Bug 704104

Summary: condor cannot be stopped gracefully with HAScheduler set
Product: Red Hat Enterprise MRG Reporter: Lubos Trilety <ltrilety>
Component: condorAssignee: Robert Rati <rrati>
Status: CLOSED ERRATA QA Contact: Lubos Trilety <ltrilety>
Severity: medium Docs Contact:
Priority: medium    
Version: DevelopmentCC: iboverma, jneedle, ltoscano, matt
Target Milestone: 2.0   
Target Release: ---   
Hardware: Unspecified   
OS: Unspecified   
Whiteboard:
Fixed In Version: condor-7.6.1-0.6 Doc Type: Bug Fix
Doc Text:
Story Points: ---
Clone Of: Environment:
Last Closed: 2011-06-27 14:32:57 UTC Type: ---
Regression: --- Mount Type: ---
Documentation: --- CRM:
Verified Versions: Category: ---
oVirt Team: --- RHEL 7.3 requirements from Atomic Host:
Cloudforms Team: --- Target Upstream Version:
Attachments:
Description Flags
MasterLog none

Description Lubos Trilety 2011-05-12 07:45:59 UTC
Created attachment 498455 [details]
MasterLog

Description of problem:
I set 4 machines as HAScheduler and HACentralManager. I tried to stop service condor. All daemons stop correctly except condor_master, which never stops.

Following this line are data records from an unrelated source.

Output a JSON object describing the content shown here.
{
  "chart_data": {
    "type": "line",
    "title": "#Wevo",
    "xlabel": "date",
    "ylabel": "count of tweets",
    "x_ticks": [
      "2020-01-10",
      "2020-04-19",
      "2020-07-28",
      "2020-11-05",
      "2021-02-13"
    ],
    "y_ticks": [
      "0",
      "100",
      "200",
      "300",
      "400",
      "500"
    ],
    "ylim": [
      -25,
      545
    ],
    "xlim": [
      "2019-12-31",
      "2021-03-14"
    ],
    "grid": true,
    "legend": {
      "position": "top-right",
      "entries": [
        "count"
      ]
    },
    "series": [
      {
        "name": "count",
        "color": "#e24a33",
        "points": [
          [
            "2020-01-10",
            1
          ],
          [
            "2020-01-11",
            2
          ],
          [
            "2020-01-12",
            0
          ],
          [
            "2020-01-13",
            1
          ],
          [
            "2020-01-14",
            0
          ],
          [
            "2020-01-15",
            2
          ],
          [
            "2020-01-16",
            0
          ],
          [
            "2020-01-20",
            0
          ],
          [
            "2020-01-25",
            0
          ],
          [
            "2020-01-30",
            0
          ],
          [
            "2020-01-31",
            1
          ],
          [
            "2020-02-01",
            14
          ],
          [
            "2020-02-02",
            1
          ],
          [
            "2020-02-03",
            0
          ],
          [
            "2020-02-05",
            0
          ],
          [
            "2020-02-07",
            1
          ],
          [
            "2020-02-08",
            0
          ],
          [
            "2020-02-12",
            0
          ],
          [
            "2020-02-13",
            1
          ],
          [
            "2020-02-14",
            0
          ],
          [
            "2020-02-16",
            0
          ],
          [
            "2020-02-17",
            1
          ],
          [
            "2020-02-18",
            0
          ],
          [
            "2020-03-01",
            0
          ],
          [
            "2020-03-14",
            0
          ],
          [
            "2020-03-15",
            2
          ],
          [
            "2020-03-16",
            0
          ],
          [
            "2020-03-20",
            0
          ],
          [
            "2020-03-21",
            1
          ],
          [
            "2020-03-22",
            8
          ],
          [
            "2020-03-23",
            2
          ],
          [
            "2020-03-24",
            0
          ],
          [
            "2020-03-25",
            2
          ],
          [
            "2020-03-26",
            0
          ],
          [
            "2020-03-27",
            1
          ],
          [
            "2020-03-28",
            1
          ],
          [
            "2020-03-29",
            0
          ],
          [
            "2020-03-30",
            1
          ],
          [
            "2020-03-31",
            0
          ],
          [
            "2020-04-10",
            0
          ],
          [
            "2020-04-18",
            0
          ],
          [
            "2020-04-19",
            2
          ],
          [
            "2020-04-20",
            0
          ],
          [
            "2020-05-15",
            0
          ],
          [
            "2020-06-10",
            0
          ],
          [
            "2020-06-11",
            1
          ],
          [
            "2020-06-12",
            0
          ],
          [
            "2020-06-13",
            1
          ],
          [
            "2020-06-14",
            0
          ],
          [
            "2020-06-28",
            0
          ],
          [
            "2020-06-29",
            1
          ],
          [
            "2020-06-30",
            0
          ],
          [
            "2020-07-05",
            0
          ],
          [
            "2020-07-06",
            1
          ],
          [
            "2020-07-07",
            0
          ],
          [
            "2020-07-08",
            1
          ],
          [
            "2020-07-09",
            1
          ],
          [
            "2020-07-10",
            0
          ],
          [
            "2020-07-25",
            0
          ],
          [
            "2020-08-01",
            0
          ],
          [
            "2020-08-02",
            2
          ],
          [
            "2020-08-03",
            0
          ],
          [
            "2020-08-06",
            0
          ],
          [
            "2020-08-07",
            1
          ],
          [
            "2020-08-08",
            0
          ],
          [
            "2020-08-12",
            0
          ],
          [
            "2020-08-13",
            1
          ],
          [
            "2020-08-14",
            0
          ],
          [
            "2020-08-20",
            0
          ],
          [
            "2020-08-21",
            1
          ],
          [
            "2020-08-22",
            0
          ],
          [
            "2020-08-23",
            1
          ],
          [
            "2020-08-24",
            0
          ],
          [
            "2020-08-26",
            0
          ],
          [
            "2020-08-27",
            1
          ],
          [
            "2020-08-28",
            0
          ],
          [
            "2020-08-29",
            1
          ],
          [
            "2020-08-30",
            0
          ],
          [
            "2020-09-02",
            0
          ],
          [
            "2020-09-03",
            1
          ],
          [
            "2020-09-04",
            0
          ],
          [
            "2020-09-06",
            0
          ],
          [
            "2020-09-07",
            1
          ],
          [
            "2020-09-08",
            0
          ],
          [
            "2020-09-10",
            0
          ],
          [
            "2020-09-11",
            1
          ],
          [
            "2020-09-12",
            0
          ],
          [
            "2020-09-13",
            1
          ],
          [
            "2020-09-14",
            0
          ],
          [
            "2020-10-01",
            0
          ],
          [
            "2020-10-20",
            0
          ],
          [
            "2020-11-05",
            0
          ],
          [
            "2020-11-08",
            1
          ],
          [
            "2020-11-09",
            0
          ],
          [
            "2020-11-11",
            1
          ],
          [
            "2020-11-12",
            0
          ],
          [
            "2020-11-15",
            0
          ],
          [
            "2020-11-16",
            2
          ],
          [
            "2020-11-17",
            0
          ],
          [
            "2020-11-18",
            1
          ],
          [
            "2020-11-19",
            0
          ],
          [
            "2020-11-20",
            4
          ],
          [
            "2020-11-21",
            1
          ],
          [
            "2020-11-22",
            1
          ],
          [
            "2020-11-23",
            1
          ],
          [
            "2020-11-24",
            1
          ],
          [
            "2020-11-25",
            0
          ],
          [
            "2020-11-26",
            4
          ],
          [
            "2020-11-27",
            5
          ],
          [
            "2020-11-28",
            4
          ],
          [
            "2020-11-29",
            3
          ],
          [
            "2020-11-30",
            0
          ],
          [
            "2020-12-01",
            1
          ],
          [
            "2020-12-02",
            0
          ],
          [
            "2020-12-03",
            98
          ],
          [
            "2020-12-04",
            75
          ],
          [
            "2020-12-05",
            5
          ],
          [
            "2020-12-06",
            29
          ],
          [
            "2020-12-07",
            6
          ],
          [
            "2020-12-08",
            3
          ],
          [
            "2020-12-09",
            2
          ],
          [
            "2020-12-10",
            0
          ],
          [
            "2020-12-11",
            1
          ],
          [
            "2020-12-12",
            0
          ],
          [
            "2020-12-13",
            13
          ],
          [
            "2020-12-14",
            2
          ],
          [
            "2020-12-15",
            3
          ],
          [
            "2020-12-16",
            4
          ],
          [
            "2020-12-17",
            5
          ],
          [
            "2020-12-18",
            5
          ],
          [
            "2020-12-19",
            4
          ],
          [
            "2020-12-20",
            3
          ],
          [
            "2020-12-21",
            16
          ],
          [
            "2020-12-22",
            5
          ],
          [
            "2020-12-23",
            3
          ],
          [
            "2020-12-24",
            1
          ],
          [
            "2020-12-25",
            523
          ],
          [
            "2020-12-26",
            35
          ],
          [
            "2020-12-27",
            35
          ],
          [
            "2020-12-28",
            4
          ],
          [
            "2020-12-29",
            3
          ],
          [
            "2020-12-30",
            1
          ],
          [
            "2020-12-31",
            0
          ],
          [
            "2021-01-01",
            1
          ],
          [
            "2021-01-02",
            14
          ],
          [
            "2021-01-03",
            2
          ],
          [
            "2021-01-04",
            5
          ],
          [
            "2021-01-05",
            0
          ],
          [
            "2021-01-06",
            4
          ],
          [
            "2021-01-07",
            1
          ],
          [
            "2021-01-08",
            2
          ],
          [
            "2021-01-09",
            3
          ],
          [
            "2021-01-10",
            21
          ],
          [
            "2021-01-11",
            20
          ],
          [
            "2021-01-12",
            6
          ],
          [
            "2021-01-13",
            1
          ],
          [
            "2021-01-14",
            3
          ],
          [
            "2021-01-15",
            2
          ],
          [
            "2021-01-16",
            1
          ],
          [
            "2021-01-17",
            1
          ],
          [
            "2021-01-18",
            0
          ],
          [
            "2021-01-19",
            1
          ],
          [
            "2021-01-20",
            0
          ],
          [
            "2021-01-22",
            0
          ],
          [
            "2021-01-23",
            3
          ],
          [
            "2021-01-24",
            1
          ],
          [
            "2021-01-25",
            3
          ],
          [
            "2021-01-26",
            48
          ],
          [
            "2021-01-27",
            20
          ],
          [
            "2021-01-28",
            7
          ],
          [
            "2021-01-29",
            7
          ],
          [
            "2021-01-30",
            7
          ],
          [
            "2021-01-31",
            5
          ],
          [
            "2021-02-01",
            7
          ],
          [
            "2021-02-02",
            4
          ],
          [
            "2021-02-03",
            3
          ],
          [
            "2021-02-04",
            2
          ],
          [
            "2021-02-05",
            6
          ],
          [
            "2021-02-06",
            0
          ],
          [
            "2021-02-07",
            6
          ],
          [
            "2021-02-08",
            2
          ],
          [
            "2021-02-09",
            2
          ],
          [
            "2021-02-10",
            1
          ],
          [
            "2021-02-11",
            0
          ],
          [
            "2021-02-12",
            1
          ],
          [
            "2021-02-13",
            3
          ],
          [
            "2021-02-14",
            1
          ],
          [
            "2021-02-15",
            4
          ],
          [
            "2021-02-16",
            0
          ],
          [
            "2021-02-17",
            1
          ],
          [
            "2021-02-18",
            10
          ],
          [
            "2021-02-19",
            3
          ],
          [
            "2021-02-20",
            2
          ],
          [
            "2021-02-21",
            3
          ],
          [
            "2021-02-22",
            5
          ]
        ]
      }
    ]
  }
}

Version-Release number of selected component (if applicable):
condor-7.6.1-0.4

How reproducible:
100%

Steps to Reproduce:
1. set HACentralManager and HAScheduler on all machines
# ccp --default-group -l
Group "Internal Default Group":
Group ID: 1
Name: Internal Default Group
Features (priority: name):
  0: HAScheduler
  1: HACentralManager
  2: NodeAccess
  3: Master
  4: ExecuteNode
Parameters:
  HA_LOCK_URL = file:/exports/virt
  TRANSFER_EXECUTABLE = False
  REPLICATION_LIST = host1:$(REPLICATION_PORT),host2:$(REPLICATION_PORT),host3:$(REPLICATION_PORT),host4:$(REPLICATION_PORT)
  ALLOW_READ = *
  HAD_LIST = host1:$(HAD_PORT),host2:$(HAD_PORT),host3:$(HAD_PORT),host4:$(HAD_PORT)
  SPOOL = /exports/virt
  START = True
  SCHEDD_NAME = ha-schedd@
  ALLOW_WRITE = *
  CONDOR_HOST = host1,host2,host3,host4

2. try to stop condor
# service condor stop
Stopping Condor daemons:                                   [  OK  ]
Warning: condor_master may not have exited, start/restart may fail

3. wait a while check if condor_master is still running
# ps -eaf | grep condor | grep -v grep
condor   26531     1  0 09:10 ?        00:00:00 condor_master -f -pidfile /var/run/condor/condor_master.pid
  
Actual results:
condor_master never stops, it has to be killed

Expected results:
condor stop correctly

Additional info:
see attachment for MasterLog

Comment 2 Robert Rati 2011-05-20 13:21:35 UTC
I can reproduce with a single node with:

condor_configure_pool --default-group -l
Group "Internal Default Group":
Group ID: 1
Name: Internal Default Group
Features (priority: name):
  0: Master
  1: NodeAccess
  2: HAScheduler
Parameters:
  HA_LOCK_URL = file:///var/lib/condor/spool
  ALLOW_READ = *
  SPOOL = /var/lib/condor/spool
  SCHEDD_NAME = ha-schedd@
  ALLOW_WRITE = *
  CONDOR_HOST = $(IP_ADDRESS)

Comment 3 Robert Rati 2011-05-20 17:48:55 UTC
The master iterates though the daemon list looking for daemons that need to be shut down just before master.  If a daemon is running in an HA setup, such as the schedd, then it would erroneously think that there were daemons that needed to be shutdown despite the fact that the daemon had already exited.  This would result in the master waiting around forever for a daemon to exit that has already exited

Fixed on BZ704104-master-haschedd-hang

Comment 4 Lubos Trilety 2011-05-25 13:04:17 UTC
Tested on:
$CondorVersion: 7.6.1 May 23 2011 BuildID: RH-7.6.1-0.6.el5 $
$CondorPlatform: I686-RedHat_5.6 $

$CondorVersion: 7.6.1 May 23 2011 BuildID: RH-7.6.1-0.6.el5 $
$CondorPlatform: X86_64-RedHat_5.6 $

$CondorVersion: 7.6.1 May 23 2011 BuildID: RH-7.6.1-0.6.el6 $
$CondorPlatform: I686-RedHat_6.1 $

$CondorVersion: 7.6.1 May 23 2011 BuildID: RH-7.6.1-0.6.el6 $
$CondorPlatform: X86_64-RedHat_6.1 $

# ccp -l --default-group
Group "Internal Default Group":
Group ID: 1
Name: Internal Default Group
Features (priority: name):
  0: HAScheduler
  1: Master
  2: NodeAccess
Parameters:
  HA_LOCK_URL = file:///var/lib/condor/spool
  ALLOW_READ = *
  SPOOL = /var/lib/condor/spool
  DO_NOTHING = n
  SCHEDD_NAME = ha-schedd@
  ALLOW_WRITE = *
  CONDOR_HOST = $(IP_ADDRESS)

# service condor stop
Stopping Condor daemons:                                   [  OK  ]
#

# ps -eaf | grep condor | grep -v grep
#

>>> VERIFIED
root      5098  9015  0 15:02 pts/0    00:00:00 grep condor